La nécessité de l’histoire, par Paul-Raymond du Lac
L’ecclésiaste, ce qui veut dire le chef, et a priori ici Salomon, nous enseigne l’importance de l’histoire, d’une façon poétique et délicate :
« Ce qui a été, c’est ce qui sera, et ce qui s’est fait, c’est ce qui se fera ; et il n’y a rien de nouveau sous le soleil. S’il est une chose dont on dise : « Vois, c’est nouveau ! », cette chose a déjà existé dans les siècles qui nous ont précédés. On ne se souvient pas de ce qui est ancien, et ce qui arrivera dans la suite ne laissera pas de souvenir chez ceux qui vivront plus tard. » (Ec, 1, 9-11)
«J’ai reconnu que tout ce que Dieu fait durera toujours, qu’il n’y a rien à y ajouter ni rien à en retrancher : Dieu agit ainsi afin qu’on le craigne. Ce qui se fait existait déjà, et ce qui se fera a déjà été : Dieu ramène ce qui est passé. » (Ec, 3, 14-15)
Voltaire a voulu se moquer de cette sagesse biblique, pourtant elle est universelle, et les grandes civilisations, au fond, le savaient bien car elles l’appliquaient, à travers la tenue des annales et de la mémoire des faits passés, non pas simplement pour glorifier un passé mythique, mais pour connaître ce qui fonctionne et ce qui ne fonctionne pas.
Même les « mythes » des peuples racontent une histoire, souvent de façon voilée (comme l’indique l’étymologie du mot) certes, mais à dessein de faire comprendre, par la description, les motifs des passions humaines et des incidents politiques, qui se répètent sans cesse.
Croire que nous sommes une époque de progrès, ou encore que notre époque est originale, est non seulement faux mais manifeste une ignorance crasse qui vient, comme dit Salomon, que l’« On ne se souvient pas de ce qui est ancien ».
La véritable originalité en histoire, et dans toutes les sciences dites humaines, c’est d’être banal, vieux et rabat-joie, pour le dire abruptement.
Dieu fait tout dans l’éternité, même s’il agit dans le temps, et « Dieu agit ainsi afin qu’on le craigne ».
Oui, « Dieu ramène ce qui est passé », pour nous montrer notre impuissance et notre petitesse.
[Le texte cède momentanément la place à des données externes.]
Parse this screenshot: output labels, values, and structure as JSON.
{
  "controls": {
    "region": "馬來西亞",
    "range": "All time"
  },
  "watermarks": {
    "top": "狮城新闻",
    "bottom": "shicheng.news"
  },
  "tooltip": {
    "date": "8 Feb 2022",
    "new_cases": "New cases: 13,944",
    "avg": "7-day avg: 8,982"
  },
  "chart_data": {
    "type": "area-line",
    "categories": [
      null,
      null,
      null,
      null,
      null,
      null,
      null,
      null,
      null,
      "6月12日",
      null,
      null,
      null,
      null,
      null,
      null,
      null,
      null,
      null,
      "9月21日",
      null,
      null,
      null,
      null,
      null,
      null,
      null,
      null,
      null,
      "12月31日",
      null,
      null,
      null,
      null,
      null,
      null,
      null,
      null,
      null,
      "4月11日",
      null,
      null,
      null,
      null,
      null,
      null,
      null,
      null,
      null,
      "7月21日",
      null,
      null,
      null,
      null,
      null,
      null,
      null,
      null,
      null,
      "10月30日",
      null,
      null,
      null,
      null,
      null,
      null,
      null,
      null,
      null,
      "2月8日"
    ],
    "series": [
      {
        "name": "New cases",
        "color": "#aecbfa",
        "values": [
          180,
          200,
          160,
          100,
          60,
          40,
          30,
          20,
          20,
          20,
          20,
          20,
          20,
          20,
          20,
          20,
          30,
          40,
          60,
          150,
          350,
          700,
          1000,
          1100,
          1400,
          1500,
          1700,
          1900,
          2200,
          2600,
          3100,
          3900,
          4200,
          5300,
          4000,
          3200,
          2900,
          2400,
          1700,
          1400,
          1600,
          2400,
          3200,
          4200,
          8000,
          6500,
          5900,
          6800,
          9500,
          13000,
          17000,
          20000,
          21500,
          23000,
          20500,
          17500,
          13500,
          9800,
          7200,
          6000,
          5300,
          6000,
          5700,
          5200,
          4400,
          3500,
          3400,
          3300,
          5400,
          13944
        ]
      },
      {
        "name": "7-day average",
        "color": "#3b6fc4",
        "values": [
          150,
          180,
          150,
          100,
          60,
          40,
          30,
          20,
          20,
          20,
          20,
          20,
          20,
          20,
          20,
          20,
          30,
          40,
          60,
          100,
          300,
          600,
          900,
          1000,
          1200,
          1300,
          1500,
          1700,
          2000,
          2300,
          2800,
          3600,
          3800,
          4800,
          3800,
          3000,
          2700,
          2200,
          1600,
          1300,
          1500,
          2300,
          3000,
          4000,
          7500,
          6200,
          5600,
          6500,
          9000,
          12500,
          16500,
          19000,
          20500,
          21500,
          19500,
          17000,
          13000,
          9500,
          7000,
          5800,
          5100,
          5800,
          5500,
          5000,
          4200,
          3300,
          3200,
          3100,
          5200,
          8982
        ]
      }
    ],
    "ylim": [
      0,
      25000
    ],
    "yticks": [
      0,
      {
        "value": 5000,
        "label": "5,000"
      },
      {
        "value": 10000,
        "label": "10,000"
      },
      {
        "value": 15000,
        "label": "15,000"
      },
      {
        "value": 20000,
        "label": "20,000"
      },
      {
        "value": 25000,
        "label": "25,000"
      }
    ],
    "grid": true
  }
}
Tout cela devrait définitivement nous décourager contre tout optimisme historique comme tout pessimisme historique. Ni lendemains qui chantent, ni lendemains qui seront forcément pires. Il ne s’agit pas de déplorer outre mesure que tout va mal, même si tout va mal. Déjà Salomon, malgré sa sagesse et sa justice, constate : « J’ai encore vu sous le soleil, qu’au siège même du droit il y a la méchanceté, et au lieu de la justice, il y a l’iniquité. » (Ec, 3, 16)
Les méchants au pouvoir, les injustes juges ne sont pas une chose nouvelle, et Salomon a dit dans son cœur ce que Jésus manifestera au grand jour plus tard par la Croix : « Cela arrive ainsi, afin que Dieu les éprouve, et qu’ils voient qu’ils sont quant à eux-mêmes semblables aux bêtes. » (Ec, 3, 18)
Dieu sait tout, et contrôle tout, en nous laissant à notre libre arbitre. Si nous subissons de graves injustices c’est pour nous éprouver, pour nous éduquer, pour nous punir là où nous le méritons. Le monde contemporain en cela devient chaque jour un peu plus une punition divine grandeur nature pour faire tomber l’homme moderne orgueilleux se prenant pour Dieu de son piédestal et lui rappeler que « le sort des enfants des hommes est le sort de la bête : ils ont un même sort ; comme l’un meurt, l’autre meurt aussi, il n’y a qu’un même souffle pour tous ; l’avantage de l’homme sur la bête est nul, car tout est vanité. Tout va dans un même lieu ; tout est sorti de la poussière, et tout retourne à la poussière. » (Ec, 3, 19-20)
Hors de Dieu, pécheurs et déchus, nous sommes comme des bêtes, mais des bêtes avec une volonté et une intelligence qui peuvent ainsi s’enfoncer bien plus bas qu’une bête, en justifiant sa médiocrité, en faisant de sa misère sa fierté, en croyant que son libre-arbitre qui ne lui appartient pas en fait un Dieu : là est résumé tout le libéralisme, et toute la démocratie qui nous rend comme des bêtes.